Lynch recommends taking a look at the expenses of care in your region in order to get an approximation of how much coverage to purchase.
5. Opt for a straightforward approach rather than a complicated one
According to Slome, you should inquire about quotations for excellent, better, and best coverage from each provider to get an idea of the prices associated with each level.
You should avoid introducing extra components, often known as riders, if at all possible. According to Gordon, "Keep it a nice, uncomplicated long-term care coverage without all the bells and whistles" is the best approach.
Reinstatement advantages" rider is an instance of this: If you require long-term care but recover, the benefits you used will be returned to your account for future use. But according to Gordon, if a person begins to need long-term care, it is often the case that they will continue to require it.

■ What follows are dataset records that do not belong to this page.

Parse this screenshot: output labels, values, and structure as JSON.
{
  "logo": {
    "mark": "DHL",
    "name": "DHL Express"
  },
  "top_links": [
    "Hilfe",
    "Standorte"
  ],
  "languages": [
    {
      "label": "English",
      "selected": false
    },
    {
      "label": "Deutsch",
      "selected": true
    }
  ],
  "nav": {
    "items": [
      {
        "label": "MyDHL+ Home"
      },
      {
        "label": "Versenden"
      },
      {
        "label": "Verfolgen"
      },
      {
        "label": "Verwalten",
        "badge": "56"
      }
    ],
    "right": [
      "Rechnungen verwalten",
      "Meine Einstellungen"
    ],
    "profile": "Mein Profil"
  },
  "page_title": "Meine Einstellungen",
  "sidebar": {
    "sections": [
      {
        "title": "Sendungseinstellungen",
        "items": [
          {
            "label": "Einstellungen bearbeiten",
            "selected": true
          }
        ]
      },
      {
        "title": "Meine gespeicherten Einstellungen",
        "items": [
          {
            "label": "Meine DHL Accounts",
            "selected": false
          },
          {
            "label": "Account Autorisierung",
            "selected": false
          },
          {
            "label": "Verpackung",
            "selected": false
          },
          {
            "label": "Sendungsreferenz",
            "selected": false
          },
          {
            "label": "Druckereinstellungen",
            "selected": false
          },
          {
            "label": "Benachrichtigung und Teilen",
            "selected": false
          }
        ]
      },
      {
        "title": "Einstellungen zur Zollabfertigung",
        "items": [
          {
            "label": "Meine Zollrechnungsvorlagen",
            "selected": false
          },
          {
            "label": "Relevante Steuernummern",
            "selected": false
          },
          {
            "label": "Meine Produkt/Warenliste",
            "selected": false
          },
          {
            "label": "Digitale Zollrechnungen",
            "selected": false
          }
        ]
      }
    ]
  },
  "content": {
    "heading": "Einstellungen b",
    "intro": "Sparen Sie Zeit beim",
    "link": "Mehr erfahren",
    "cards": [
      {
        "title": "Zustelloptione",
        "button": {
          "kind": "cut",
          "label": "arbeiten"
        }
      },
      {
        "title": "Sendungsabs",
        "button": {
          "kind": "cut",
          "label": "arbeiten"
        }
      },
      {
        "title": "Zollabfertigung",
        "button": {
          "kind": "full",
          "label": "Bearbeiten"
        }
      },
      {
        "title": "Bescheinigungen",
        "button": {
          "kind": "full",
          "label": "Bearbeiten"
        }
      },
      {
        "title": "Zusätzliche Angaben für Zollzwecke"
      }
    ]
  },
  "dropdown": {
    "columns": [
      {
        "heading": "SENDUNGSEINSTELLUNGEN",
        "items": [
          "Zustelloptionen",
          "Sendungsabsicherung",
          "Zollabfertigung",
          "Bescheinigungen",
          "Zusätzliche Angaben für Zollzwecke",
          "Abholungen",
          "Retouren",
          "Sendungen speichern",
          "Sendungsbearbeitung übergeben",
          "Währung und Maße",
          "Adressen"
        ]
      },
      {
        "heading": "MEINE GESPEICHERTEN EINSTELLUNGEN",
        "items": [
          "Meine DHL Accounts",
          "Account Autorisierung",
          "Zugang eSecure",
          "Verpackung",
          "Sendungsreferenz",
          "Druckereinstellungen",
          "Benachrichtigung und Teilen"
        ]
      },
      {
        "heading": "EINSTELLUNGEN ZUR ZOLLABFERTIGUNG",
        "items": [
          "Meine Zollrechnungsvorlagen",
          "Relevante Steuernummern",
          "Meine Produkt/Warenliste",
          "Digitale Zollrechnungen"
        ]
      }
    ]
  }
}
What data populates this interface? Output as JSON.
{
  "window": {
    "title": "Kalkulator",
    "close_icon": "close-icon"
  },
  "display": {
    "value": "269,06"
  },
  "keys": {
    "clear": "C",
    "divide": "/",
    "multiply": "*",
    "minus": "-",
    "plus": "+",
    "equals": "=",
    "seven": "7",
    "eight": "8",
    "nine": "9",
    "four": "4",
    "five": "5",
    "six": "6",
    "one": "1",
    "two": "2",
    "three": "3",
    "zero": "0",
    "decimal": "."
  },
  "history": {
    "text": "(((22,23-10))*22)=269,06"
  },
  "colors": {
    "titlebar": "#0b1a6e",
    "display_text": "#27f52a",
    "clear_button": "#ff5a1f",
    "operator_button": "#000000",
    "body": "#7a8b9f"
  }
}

Your benefits might increase according to the rate of inflation if you have an inflation protection rider. The price of the insurance policy will go down if the inflation protection is decreased from, say, 3 percent to 1 percent. According to Lynch, if you are older, for example, 70 instead of 55, you may be able to get away with purchasing less inflation protection.
One more thing to consider
When purchasing long-term care insurance, you should steer clear of taking an all-or-nothing strategy.
According to Gordon, "There are occasions when consumers turn to insure one hundred percent of the expense of the treatment." Consider, as an alternative, the charges you are able to bear as well as the things you want to be insured against. "Do not make purchases that are in excess of what you need."